Towards Robust GAN-generated Image Detection: a Multi-view Completion Representation
Chi Liu, Tianqing Zhu, Sheng Shen, Wanlei Zhou
TL;DR
GAN-generated image detection struggles with generalization due to overreliance on unstable frequency artifacts. The authors introduce MCCL, a framework that combines multi-view image completion with cross-view classification to learn frequency-irrelevant, robust features from real images. It uses three incomplete views (Masked Image Modeling, Gray-to-RGB, Edge-to-RGB) and combines intra-view enhancements (multi-scale features and low-pass residual attention) with adaptive inter-view fusion to detect fakes.
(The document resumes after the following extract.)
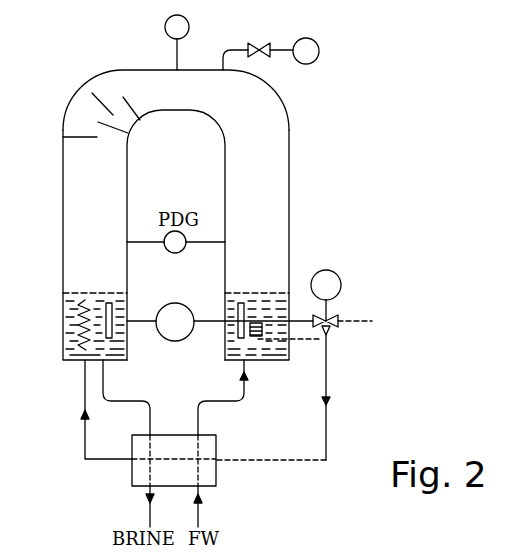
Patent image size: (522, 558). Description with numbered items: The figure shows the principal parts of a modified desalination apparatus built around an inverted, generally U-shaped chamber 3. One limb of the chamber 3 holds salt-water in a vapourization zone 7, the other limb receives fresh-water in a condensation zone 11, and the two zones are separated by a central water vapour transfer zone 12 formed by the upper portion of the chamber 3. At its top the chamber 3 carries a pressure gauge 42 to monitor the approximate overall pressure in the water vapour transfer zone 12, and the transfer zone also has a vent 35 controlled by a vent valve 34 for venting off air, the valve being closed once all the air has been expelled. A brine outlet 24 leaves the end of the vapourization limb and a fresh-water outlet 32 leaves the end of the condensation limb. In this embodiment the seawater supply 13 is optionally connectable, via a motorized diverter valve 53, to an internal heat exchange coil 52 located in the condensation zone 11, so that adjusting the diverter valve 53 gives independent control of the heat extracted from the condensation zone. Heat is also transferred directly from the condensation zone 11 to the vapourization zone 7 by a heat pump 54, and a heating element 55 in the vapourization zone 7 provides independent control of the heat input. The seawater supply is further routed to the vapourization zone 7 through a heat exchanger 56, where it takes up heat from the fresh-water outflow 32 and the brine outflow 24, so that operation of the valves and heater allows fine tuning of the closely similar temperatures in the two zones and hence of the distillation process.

Extensive experiments across resolutions, GAN types, and perturbations demonstrate improved generalization and robustness, highlighting spectral alignment and diverse view information as key for practical deepfake detection.
Abstract
GAN-generated image detection now becomes the first line of defense against the malicious uses of machine-synthesized image manipulations such as deepfakes. Although some existing detectors work well in detecting clean, known GAN samples, their success is largely attributable to overfitting unstable features such as frequency artifacts, which will cause failures when facing unknown GANs or perturbation attacks. To overcome the issue, we propose a robust detection framework based on a novel multi-view image completion representation. The framework first learns various view-to-image tasks to model the diverse distributions of genuine images. Frequency-irrelevant features can be represented from the distributional discrepancies characterized by the completion models, which are stable, generalized, and robust for detecting unknown fake patterns. Then, a multi-view classification is devised with elaborated intra- and inter-view learning strategies to enhance view-specific feature representation and cross-view feature aggregation, respectively. We evaluated the generalization ability of our framework across six popular GANs at different resolutions and its robustness against a broad range of perturbation attacks. The results confirm our method's improved effectiveness, generalization, and robustness over various baselines.